The report is based on the results of a survey that was sent out globally in May 2017 to roaster wholesalers, roaster retailers, and coffee retailers (non-roasters). The survey and results were hosted on an online platform that was created and managed by Dynamic Benchmarking, LLC.

For more information on and/or access to SCA’s 2017 Roaster/Retailer Financial Benchmarking Report, please visit

How Does Your Business Compare?

Once you’ve calculated your metrics as described here, you’re ready to compare your business’s metrics to the benchmarks in the SCA report.

Is your number significantly higher or lower than your benchmark in the report? Use these guides to learn more. Keep in mind: these are only guidelines for action and should not be considered specific recommendations.


Net Operating Profit

Too High: It is difficult to imagine a situation where this presents a problem, but you should know why the net profit margin is so high.

Too Low: Further investigation is warranted. Check to see if cost of sales is too high. If so, check costs by product type. Check all expense categories to see which need better control.

Return On Assets

Too High: No problem as a rule. You are effectively managing your business.

Too Low: Either Revenues or net profit before taxes is too low to support your asset structure. Examination of net profit before taxes value and asset turnover will tell which.

Return on Net Worth

Too High: This is a very good situation unless the degree of leverage is too high.

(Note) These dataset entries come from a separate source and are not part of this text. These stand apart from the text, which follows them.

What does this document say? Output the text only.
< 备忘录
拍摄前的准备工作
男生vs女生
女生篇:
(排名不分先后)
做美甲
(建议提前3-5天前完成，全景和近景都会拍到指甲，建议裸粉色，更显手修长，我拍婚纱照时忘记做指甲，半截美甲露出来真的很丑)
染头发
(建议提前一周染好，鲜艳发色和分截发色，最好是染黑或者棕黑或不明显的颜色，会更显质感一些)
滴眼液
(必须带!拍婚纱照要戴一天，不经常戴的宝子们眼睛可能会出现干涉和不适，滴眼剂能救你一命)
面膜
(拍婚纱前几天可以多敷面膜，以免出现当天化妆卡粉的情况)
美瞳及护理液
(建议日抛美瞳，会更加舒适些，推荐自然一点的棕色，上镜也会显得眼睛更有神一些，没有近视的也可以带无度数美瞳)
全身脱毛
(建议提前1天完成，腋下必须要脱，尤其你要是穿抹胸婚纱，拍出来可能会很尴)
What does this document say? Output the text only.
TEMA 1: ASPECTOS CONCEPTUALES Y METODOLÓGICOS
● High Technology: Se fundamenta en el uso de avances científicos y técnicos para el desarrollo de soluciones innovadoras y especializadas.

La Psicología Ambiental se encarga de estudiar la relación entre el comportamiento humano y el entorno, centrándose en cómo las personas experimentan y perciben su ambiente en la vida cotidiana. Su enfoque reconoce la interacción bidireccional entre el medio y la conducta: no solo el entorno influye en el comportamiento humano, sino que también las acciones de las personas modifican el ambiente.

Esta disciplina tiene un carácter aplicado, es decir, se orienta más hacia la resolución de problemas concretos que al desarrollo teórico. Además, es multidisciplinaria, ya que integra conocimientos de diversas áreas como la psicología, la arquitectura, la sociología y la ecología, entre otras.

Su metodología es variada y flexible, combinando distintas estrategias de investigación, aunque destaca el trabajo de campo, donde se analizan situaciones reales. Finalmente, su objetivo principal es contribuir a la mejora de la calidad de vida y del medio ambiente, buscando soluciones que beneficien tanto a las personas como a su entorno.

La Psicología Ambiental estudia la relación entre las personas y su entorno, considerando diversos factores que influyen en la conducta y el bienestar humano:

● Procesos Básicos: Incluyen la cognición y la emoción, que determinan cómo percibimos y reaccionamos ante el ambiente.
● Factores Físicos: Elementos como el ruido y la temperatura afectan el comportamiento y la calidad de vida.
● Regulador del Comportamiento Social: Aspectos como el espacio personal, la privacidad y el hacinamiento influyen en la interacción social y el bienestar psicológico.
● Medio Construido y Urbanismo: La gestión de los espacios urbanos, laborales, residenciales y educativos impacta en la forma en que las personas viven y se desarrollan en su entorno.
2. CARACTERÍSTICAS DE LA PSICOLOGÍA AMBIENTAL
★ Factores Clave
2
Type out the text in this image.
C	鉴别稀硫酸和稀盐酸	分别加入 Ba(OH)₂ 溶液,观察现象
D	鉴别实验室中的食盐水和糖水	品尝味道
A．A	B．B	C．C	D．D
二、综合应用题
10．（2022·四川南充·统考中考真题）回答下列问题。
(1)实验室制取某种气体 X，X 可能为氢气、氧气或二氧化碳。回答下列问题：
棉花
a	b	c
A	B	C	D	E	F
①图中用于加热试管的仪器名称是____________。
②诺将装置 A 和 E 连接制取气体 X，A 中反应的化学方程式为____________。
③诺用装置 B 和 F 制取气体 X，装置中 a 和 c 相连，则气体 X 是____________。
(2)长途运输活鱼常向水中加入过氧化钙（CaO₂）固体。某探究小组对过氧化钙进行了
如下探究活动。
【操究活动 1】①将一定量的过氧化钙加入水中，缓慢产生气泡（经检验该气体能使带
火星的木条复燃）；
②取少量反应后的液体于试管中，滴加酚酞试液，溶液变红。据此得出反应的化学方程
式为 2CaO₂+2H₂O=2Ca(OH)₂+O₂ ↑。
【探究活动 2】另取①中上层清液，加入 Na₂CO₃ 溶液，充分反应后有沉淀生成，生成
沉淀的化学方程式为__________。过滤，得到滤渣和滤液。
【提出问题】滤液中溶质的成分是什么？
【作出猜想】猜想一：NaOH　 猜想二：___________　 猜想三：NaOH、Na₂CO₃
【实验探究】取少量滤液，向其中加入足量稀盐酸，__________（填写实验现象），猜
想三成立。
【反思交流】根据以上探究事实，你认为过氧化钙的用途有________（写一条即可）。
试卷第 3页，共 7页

Too Low: If return on assets is sufficient, you may have more of your funds invested in the business than necessary. (See Leverage.)


Personnel Productivity

Too High: No problem as a rule. May be artificially high if many functions are performed by outsiders not on the payroll.

Too Low: Low personnel productivity during normal business conditions may indicate the business is too “people heavy.” Consider decreasing staff size or generating more volume from existing personnel.

Inventory Productivity

Too High: Excessively high inventory productivity generally means too little inventory is available and may result in shortages.

Too Low: This could indicate either a lack of volume or an overstocked condition. Investigate by product type.

Average Collection Period

Too High: May mean a poorly organised and managed receivables management system.

Too Low: Usually is preferred, unless credit policies are too restrictive and thus, result in lost sales.

Total Asset Productivity

Too High: Asset Turnover, which is significantly in excess of the reported norm, might be caused by the absence of owned fixed assets or the lack of any significant amount of receivables. Check your percentage balance sheet with the composite for your sales volume category.

Too Low: Low asset turnover can signal a need for more attention to the productivity of the areas previously described.

Financial Management


Too High: If liquidity is exceptionally high, it is possibly a sign of excess inventories and receivables. Check productivity ratios for these items. Otherwise, there is no reason for concern.

Too Low: If current and quick ratios are too low, it is possible you are operating with insufficient liquid capital. This can be dangerous if business takes a turn for the worse or a loan payment becomes due unexpectedly. Liquidity can be increased by using more long-term financing and/or by leaving more profits in the business.


Too High: This will severely curtail your ability to attract new borrowed funds. In addition, interest charges could be strongly affecting profitability. Try to retain more profits in the business or attract new sources of equity if you wish to lower leverage.

Too Low: You have excess capacity for debt should it become necessary to borrow. Although some owners do not like borrowing any more than absolutely necessary, additional debt will increase overall profitability as long as the business can earn a before tax return which exceeds the borrowing rate.